My client has expressed an interest in wood and the craftsmanship of having a custom box made so I thought it’s only fitting to have a solid, wooden bottom for his project. Usually I’ll use plywood for that and line it with ultra suede. This box has a 1/4″ thick piece of solid Walnut for the bottom. In one of our conversations he asked about dating and signing it with a fine marker. I always burn my logo into my work but to this one I added a stamped in date. That’s what I use for picture frames and the trick I’ve found for keeping the letter stamps aligned is to tape down a piece of 1/4″ graph paper and stamp directly onto it.

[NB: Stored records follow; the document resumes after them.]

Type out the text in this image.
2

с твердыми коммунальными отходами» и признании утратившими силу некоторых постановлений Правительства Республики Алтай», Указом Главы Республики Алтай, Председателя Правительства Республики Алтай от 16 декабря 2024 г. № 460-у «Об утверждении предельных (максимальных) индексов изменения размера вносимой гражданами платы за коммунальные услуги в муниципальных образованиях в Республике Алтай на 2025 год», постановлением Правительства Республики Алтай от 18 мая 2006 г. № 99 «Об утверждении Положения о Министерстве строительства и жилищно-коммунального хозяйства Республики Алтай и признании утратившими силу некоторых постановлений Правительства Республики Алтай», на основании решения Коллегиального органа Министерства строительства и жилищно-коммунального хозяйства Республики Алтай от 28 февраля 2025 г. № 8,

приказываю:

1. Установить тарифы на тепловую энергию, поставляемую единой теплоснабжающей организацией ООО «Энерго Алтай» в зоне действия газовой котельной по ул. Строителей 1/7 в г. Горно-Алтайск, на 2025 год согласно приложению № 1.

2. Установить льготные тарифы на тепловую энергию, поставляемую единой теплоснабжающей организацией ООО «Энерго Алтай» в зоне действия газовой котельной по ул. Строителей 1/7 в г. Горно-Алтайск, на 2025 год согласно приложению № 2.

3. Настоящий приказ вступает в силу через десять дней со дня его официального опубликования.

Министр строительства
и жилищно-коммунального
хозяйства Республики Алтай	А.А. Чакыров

The top of the lid panel needed to be chamfered ever so slightly. For this I like to use an antique Stanley #101 plane that came from England. Adam went there with his Dad and brought it back for me when he was in his early teens. It’s stamped Stanley Rule & Level and since the lever cap isn’t painted red it was made prior to 1941. It’s the perfect little tool for this type of work.
The final step before assembly was to take a card scraper to the top to smooth it out and highlight the beauty of this piece of Walnut. Now that the box is glued up I’ve been checking every hour or so to make sure the panel doesn’t accidentally get glued into the frame. My client mentioned that he may have a future move to Kentucky and with the humidity there it needs to move to prevent splitting. The bottom piece has the same concerns.
In the meantime I’m continuing to work on the other two finger jointed boxes of Monkeypod wood. In one of Doug Stowe’s books he shows a floating panel lid made of 3/4″ thick material that extends above the box sides rather than being contained by it. I’m going to experiment with that design on these boxes. After cutting the grooves all the way around the panel, the outside edges were radiused. When I did a dry fit I thought it would look better to have the top of the box radiused as well so did that on the router table too.
Many woodworkers I’ve talked to are unaware of these tadpole sanding blocks. I started to use them on picture frames where you have different profiles or coves, V’s, reeds, etc. Using this type of sanding block on profiles helps you maintain their shape instead of flattening it out. They’re available from many places, I got this set from Klingspoor Woodworking Shop.